"Schnell, ins Bett! – Franz Antels Wirtinnen-Reihe als hybride Grenzüberschreitung"
Lisa Andergassen
1968, in einer Zeit der politischen Umbrüche, internationaler Filmproduktionen, Versprechen von sexueller Befreiung und durchlässig werdender Zensur begann Franz Antel mit der Produktion einer Filmreihe, die auf den sogenannten Wirtinnen-Versen basiert. Die Verse besingen das wechselhafte – und für damalige Verhältnisse moralisch zweifelhafte – Leben der populären Volksgestalt „Die Wirtin von der Lahn“.Für den gleichnamigen erste Teil, der in Koproduktion mit der ungarischen Hungaro Mafilm realisiert wurde, zimmerten Antel und sein Drehschreiber Kurt Nachmann verschiedene Versatzsstücke aus Historiendrama, komödiantischem Softsex-Filmchen, Musical und Heimatfilm zu einem Typ des frivolen Lustspiels zusammen, das aufwändige Ausstattung, populäre Darsteller_innen und historische Verweise mit viel nackter Haut und derben Späßen verbindet.Die insgesamt 7 Teile der Reihe begleiten die Hauptfigur Susanne Delberg (Terry Torday) und ihre Theatergruppe dabei auf ihren Reisen durch ein Europa, das unter Napoleons Einfluss in einer Neuordnung begriffen war und in dem Zugehörigkeiten sich gerade von regionalen in nationale verwandelten. Als Landschaftskulisse der jeweiligen Länder, müssen derweil Ansichten vom dem damals noch unter sowjetischem Einfluss stehenden Ungarn herhalten, egal ob sich Frau Delberg gerade in Italien, Deutschland, Frankreich oder Österreich befindet.
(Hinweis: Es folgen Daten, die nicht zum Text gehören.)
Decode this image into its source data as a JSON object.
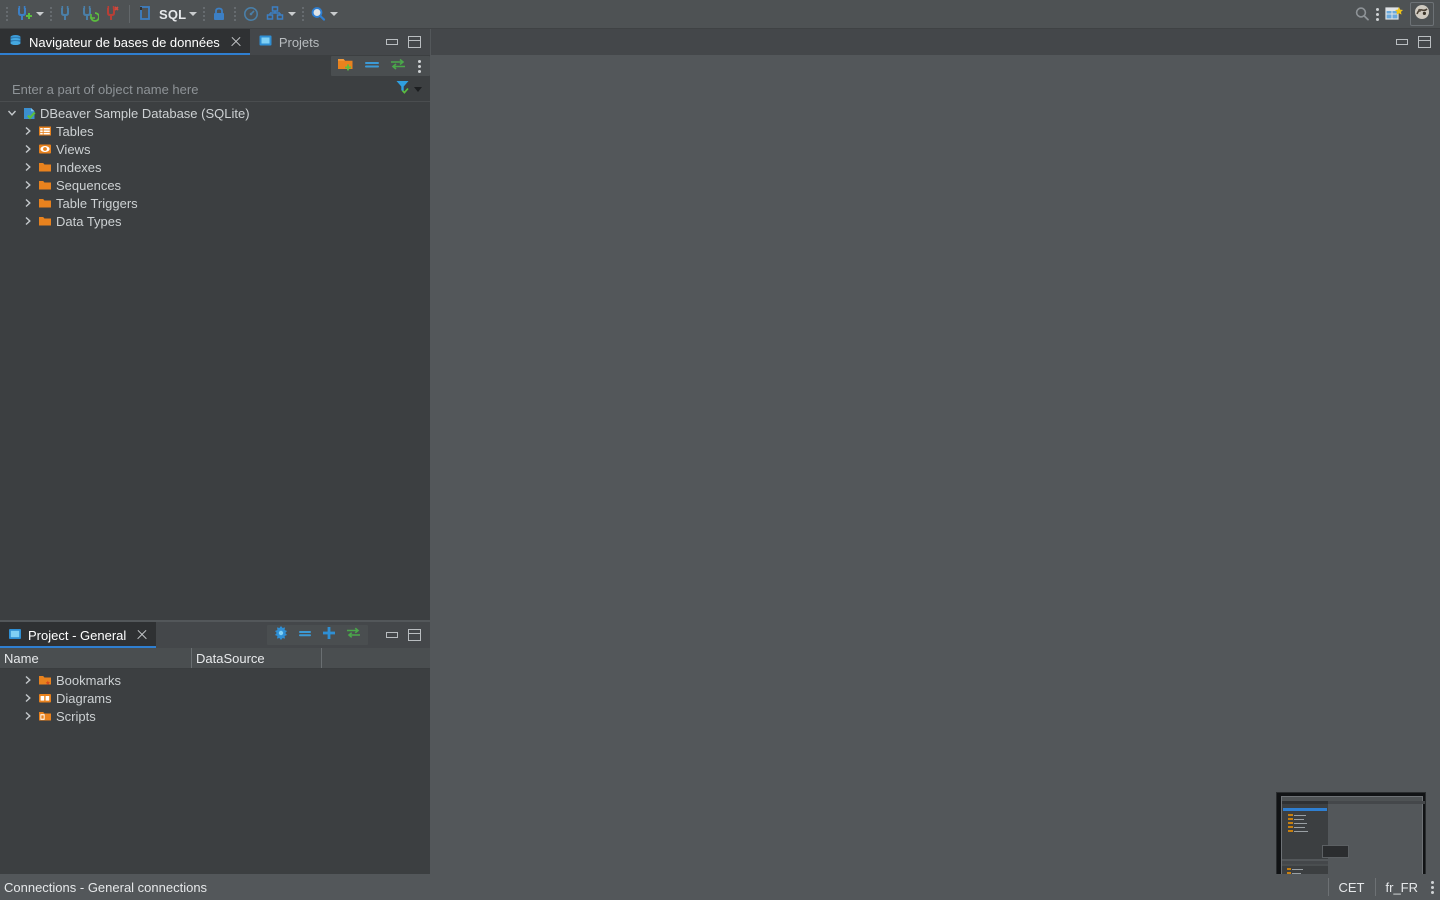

Auf auf seichte Unterhaltung angesetzt, fokussiert die Reihe die Befriedigung des voyeuristischen männlichen Blicks. Und doch kann man ihre Hauptfigur als selbstbestimmte Heldin interpretieren, die man im heutigen Sinne als sexpositiv bezeichnen würde und die Nacktheit – ganz in der Tradition bestimmter 68er Bewegung – als politisches Mittel einsetzt.Bei genauerem Hinsehen erscheint die Reihe so als merkwürdiger Hybrid, der unbekümmert Genres vermischt, Zugehörigkeiten nicht über Nationalitäten verhandelt und Bezug nimmt, auf gesamtgesellschaftliche Verhältnisse der 60er und 70er Jahre. Diesen Zusammenhängen trägt der Beitrag Rechnung und analysiert die Wirtinnen-Reihe auf seine transnationalen, transgenre und transpolitischen Aspekte.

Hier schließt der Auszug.